My brither and sis-in-law are having a baby in a few weeks and the web site they made for the little one is adorable. Make sure you get a BabyTicker http://babystrology.com/tickers/ too cute
You stated it perfectly - life does not always work out as people had planned via a spreadsheet. There are always minor variances which can be accomodated or planned for and I’m sure you and your husband will get back into some simblance of ‘organized chaos’ soon. Just think, children don’t always work on an organized schedule either…think of this as practice!
~K
Just my advice: You can finance the kiddo’s tuition. Cannot finance retirement. Plus? Your kid will surely snag some sort of scholarship. If your 401(k) plan allows loans, I say sock the $$ away there and borrow for semi-charmed baby’s education if needed.
This is a great time to buy a house in a lot of markets. Since you don’t have (?) the full 20% down payment, look at 80-10-10 loans or some variation thereof. No PMI, more interest tax deductions.
I thought interweb wimmins were supposed to stay home with their babies and write books for a living? WAHM or something?
Oh, and baby blog addy, PLEASE.
I think it’s awesome that you and your husband can work so well together to figure things out. I’m sure it comes in handy that BOTH of you guys like to PLAN, rather than having one person get frustrated at the other.
You better send me the link to your new site!

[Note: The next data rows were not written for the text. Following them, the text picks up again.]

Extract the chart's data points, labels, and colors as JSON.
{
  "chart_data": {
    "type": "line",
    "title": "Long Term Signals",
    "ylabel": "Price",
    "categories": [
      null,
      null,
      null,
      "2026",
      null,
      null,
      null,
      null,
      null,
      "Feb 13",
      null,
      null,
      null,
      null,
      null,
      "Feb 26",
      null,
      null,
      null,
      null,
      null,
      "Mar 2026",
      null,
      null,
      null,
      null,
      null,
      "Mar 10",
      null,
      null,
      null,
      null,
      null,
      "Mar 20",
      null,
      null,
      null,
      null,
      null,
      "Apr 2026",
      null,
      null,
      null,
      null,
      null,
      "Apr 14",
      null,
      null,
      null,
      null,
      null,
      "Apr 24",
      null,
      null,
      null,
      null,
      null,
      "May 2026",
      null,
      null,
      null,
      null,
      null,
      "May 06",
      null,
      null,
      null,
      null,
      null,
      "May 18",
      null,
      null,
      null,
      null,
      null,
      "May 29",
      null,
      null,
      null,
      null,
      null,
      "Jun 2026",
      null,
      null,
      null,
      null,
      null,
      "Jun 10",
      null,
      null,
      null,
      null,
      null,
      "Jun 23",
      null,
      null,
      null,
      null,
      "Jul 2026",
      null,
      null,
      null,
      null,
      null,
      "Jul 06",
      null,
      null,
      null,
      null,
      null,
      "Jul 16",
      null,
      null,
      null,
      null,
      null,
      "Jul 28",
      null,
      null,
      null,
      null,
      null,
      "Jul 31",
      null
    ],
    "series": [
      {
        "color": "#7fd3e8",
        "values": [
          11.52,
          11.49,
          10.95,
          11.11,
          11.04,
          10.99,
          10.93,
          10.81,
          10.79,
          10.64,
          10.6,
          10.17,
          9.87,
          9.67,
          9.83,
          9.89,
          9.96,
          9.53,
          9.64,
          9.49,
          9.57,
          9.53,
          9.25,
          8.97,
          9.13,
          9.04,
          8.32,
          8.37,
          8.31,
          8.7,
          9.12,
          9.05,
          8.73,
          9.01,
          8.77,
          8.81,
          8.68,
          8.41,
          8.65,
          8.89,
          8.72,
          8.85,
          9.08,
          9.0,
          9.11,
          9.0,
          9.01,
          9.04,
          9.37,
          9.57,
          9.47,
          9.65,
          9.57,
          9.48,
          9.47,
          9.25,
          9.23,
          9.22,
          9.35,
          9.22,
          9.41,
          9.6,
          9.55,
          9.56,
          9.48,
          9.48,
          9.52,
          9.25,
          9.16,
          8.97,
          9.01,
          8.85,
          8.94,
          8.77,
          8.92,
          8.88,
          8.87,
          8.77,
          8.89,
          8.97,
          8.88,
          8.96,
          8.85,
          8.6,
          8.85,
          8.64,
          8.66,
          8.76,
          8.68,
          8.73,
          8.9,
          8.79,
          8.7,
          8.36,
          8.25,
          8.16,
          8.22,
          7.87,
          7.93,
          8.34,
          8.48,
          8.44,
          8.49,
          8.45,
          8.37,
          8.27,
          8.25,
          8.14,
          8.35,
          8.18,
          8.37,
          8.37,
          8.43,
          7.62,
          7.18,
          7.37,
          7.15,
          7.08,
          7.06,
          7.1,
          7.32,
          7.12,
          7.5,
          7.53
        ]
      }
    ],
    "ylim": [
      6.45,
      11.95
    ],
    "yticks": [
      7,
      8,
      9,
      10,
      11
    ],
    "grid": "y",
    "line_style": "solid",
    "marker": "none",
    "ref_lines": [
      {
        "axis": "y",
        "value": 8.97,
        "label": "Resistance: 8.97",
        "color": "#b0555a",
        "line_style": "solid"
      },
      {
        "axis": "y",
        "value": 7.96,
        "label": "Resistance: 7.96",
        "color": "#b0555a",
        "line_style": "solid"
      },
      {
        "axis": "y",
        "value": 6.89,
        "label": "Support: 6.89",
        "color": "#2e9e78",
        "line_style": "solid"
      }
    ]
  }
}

this is so timely for me, i would love if you could expand on how you follow these steps when you get there, aprticularly make new plan. I’m totally over the old plan, so I raced past that step
Plans are plans are plans…
I’m not a fan of strict ones. I think you need to schedule in some type of “wiggle room”, granted your wiggle is a new baby but I digress.
You and your husband I’m sure will figure it out. Save for that retirement, though! That’s something I’m trying to get myself used to do doing myself.
And yes, baby bloggy goodness…send me the link.